With the recent rekindling of the #MeToo Movement (originally started in 2006 by activist Tarana Burke), the rise of “Incels” (men who are “involuntarily celibate” due to lack of appeal to women who are seeking sexual partners), and increased public discussion of sexual aggression — particularly that of men toward women — and sex-related crimes, many researchers have turned their attention to understanding what causes these behaviors.
Recently, Australian researchers Khandis R. Blake, Brock Bastian, and Thomas F. Denson examined the effect of sexualization of women on men’s aggression toward them. Their findings were published in the journal Aggressive Behavior.
The researchers predicted that men would behave more aggressively toward sexualized women than non-sexualized women because the sexualization would increase the men’s romantic or sexual arousal, desire to have a romantic partner, and desire to be considered attractive (i.e., sex goals). The researchers also expected that men who experienced higher levels of aggression would feel more sexually dominant over women.
To text these predictions, they conducted an experiment in which single, heterosexual men interacted with a prerecorded video of a sexualized or non-sexualized woman through what they were told was a dating portal connected to a student at another university.
Participants completed a questionnaire that measures typical aggression levels, followed by a video dating game in which they viewed a pre-recorded video of a woman who was either sexualized (wearing sexy clothing and said that she was open to casual sex) or non-sexualized (wearing neutral clothing and said that she was not open to casual sex). Following the video, the men completed a survey that measured their sex goal activation. They then received written feedback stating that the woman from the video was not interested in dating them.
For the final part of the experiment, the men completed an aggression paradigm in which they were told that they were competing with the woman from the video on reaction time. If they “won” any given trial, they would blast her with white noise, the intensity and duration of which they selected themselves. When they “lost,” they were blasted instead, supposedly by the woman. This allowed the researchers to measure the men’s aggression toward the woman who had recently rejected them as potential partners.
Participants assigned to the sexualized condition reported higher sex goals, and aggression (measured by the white noise-blasting paradigm) was positively correlated with sex goal activation following rejection, supporting Blake, Bastian, and Denson’s hypotheses.

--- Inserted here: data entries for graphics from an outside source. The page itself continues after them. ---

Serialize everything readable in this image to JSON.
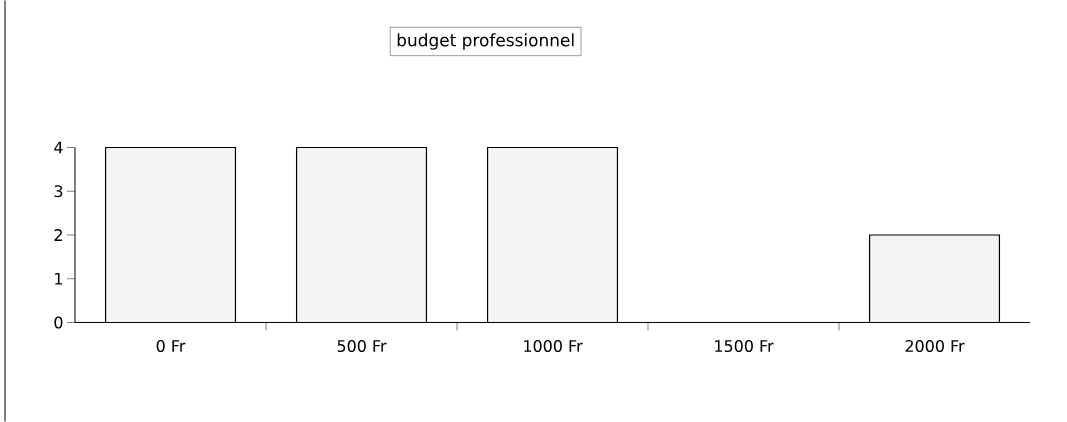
{
  "chart_data": {
    "type": "bar",
    "title": "budget professionnel",
    "categories": [
      "0 Fr",
      "500 Fr",
      "1000 Fr",
      "1500 Fr",
      "2000 Fr"
    ],
    "values": [
      4,
      4,
      4,
      0,
      2
    ],
    "color": "#f4f4f4",
    "ylim": [
      0,
      4
    ],
    "yticks": [
      0,
      1,
      2,
      3,
      4
    ]
  }
}
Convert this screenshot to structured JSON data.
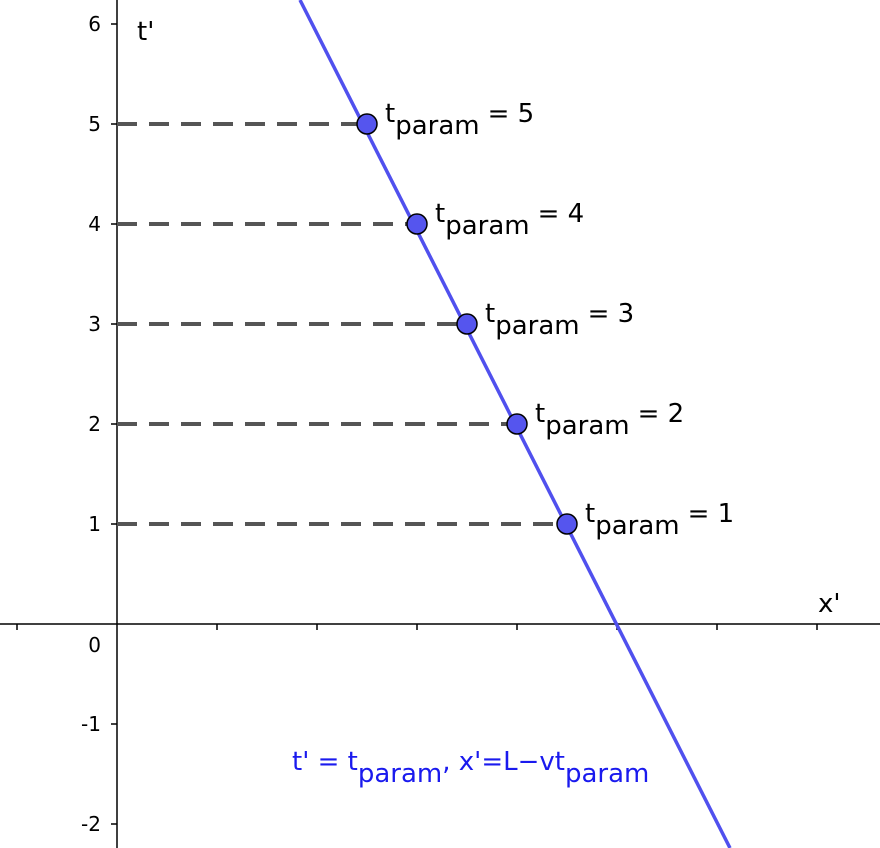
{
  "chart_data": {
    "type": "line",
    "xlabel": "x'",
    "ylabel": "t'",
    "xlim": [
      -1.17,
      7.63
    ],
    "ylim": [
      -2.24,
      6.24
    ],
    "y_ticks": [
      -2,
      -1,
      0,
      1,
      2,
      3,
      4,
      5,
      6
    ],
    "y_tick_labels": [
      "-2",
      "-1",
      "0",
      "1",
      "2",
      "3",
      "4",
      "5",
      "6"
    ],
    "x_ticks": [
      -1,
      1,
      2,
      3,
      4,
      5,
      6,
      7
    ],
    "grid": false,
    "series": [
      {
        "kind": "line",
        "color": "#5050ee",
        "x": [
          1.83,
          6.13
        ],
        "y": [
          6.24,
          -2.24
        ]
      }
    ],
    "points": [
      {
        "x": 4.5,
        "y": 1,
        "t_label": "t",
        "sub_label": "param",
        "value_label": "= 1"
      },
      {
        "x": 4.0,
        "y": 2,
        "t_label": "t",
        "sub_label": "param",
        "value_label": "= 2"
      },
      {
        "x": 3.5,
        "y": 3,
        "t_label": "t",
        "sub_label": "param",
        "value_label": "= 3"
      },
      {
        "x": 3.0,
        "y": 4,
        "t_label": "t",
        "sub_label": "param",
        "value_label": "= 4"
      },
      {
        "x": 2.5,
        "y": 5,
        "t_label": "t",
        "sub_label": "param",
        "value_label": "= 5"
      }
    ],
    "point_color": "#5555ee",
    "dash_color": "#555555",
    "annotation": {
      "part1": "t' = t",
      "sub1": "param",
      "part2": ", x'=L−vt",
      "sub2": "param",
      "color": "#1a1aee"
    }
  }
}
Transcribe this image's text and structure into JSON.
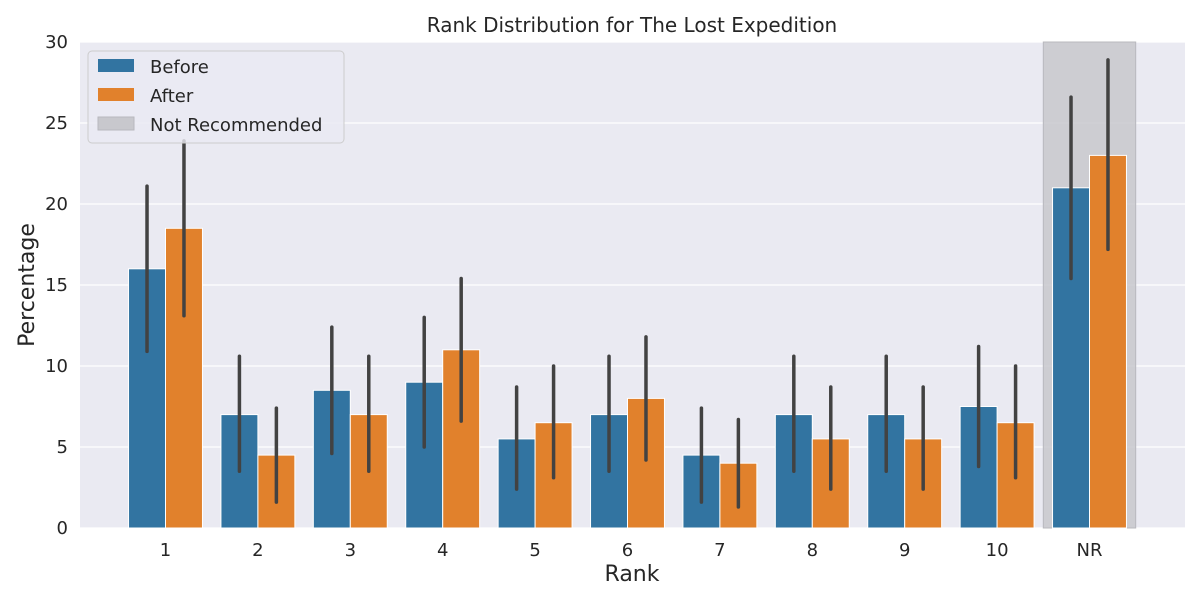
{
  "chart_data": {
    "type": "bar",
    "title": "Rank Distribution for The Lost Expedition",
    "xlabel": "Rank",
    "ylabel": "Percentage",
    "ylim": [
      0,
      30
    ],
    "yticks": [
      0,
      5,
      10,
      15,
      20,
      25,
      30
    ],
    "categories": [
      "1",
      "2",
      "3",
      "4",
      "5",
      "6",
      "7",
      "8",
      "9",
      "10",
      "NR"
    ],
    "series": [
      {
        "name": "Before",
        "color": "#3274a1",
        "values": [
          16,
          7,
          8.5,
          9,
          5.5,
          7,
          4.5,
          7,
          7,
          7.5,
          21
        ],
        "ci_low": [
          10.9,
          3.5,
          4.6,
          5.0,
          2.4,
          3.5,
          1.6,
          3.5,
          3.5,
          3.8,
          15.4
        ],
        "ci_high": [
          21.1,
          10.6,
          12.4,
          13.0,
          8.7,
          10.6,
          7.4,
          10.6,
          10.6,
          11.2,
          26.6
        ]
      },
      {
        "name": "After",
        "color": "#e1812c",
        "values": [
          18.5,
          4.5,
          7,
          11,
          6.5,
          8,
          4,
          5.5,
          5.5,
          6.5,
          23
        ],
        "ci_low": [
          13.1,
          1.6,
          3.5,
          6.6,
          3.1,
          4.2,
          1.3,
          2.4,
          2.4,
          3.1,
          17.2
        ],
        "ci_high": [
          23.9,
          7.4,
          10.6,
          15.4,
          10.0,
          11.8,
          6.7,
          8.7,
          8.7,
          10.0,
          28.9
        ]
      }
    ],
    "highlight": {
      "category": "NR",
      "label": "Not Recommended",
      "color": "#c8c8cd"
    },
    "grid": true,
    "legend_position": "top-left",
    "background": "#eaeaf2"
  }
}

The researchers explain that when men interact with a sexualized woman, they presume that she is more sexually available and suffer a bigger blow to their ego when such women reject them. The extent to which this is true on an individual basis depends on whether or not they believe their sexual interest in the women who reject them is returned; if they expect her to be interested in them and are then rejected, their sex goals have been activated, and they experience greater disappointment after facing rejection than if they did not think they had a chance in the first place.
The aggression displayed by the participants of this study can be partially explained by men’s entitlement to sex. If men think they are entitled to a sexual relationship with a woman, they are less likely to exhibit self-control, more likely to endorse traditional gender roles, and more likely to be hostile toward women.
Past research has suggested that sex goal activation in men can lead to aggression toward women later, regardless of whether they are sexualized.
Another possibility for future research in this area would be to conduct a similar experiment with face-to-face interaction. It would be more difficult to control for subtle differences in the woman’s speech and behavior, but it might allow researchers to observe this pattern in a more natural situation.
The researchers hope that these findings will contribute to our understanding of male aggression and help reduce sexual violence. This is a timely study because it illustrates that sexualization of a woman, in and of itself, does not directly cause aggression. It increases sex goal activation in men, which in turn can increase aggression.
This is not a call for women to choose non-sexualized clothing, to avoid advertising their sexual availability to men, or to be careful about how they tell the men who pursue them that they are not interested. Ultimately, individuals must choose whether to act on their aggressive impulses, and it is possible to overcome those impulses and manage a blow to one’s self-esteem in a healthy way.
The study, “Heightened male aggression toward sexualized women following romantic rejection: The mediating role of sex goal activation“, was authored by Khandis R. Blake, Brock Bastian, and Thomas F. Denson.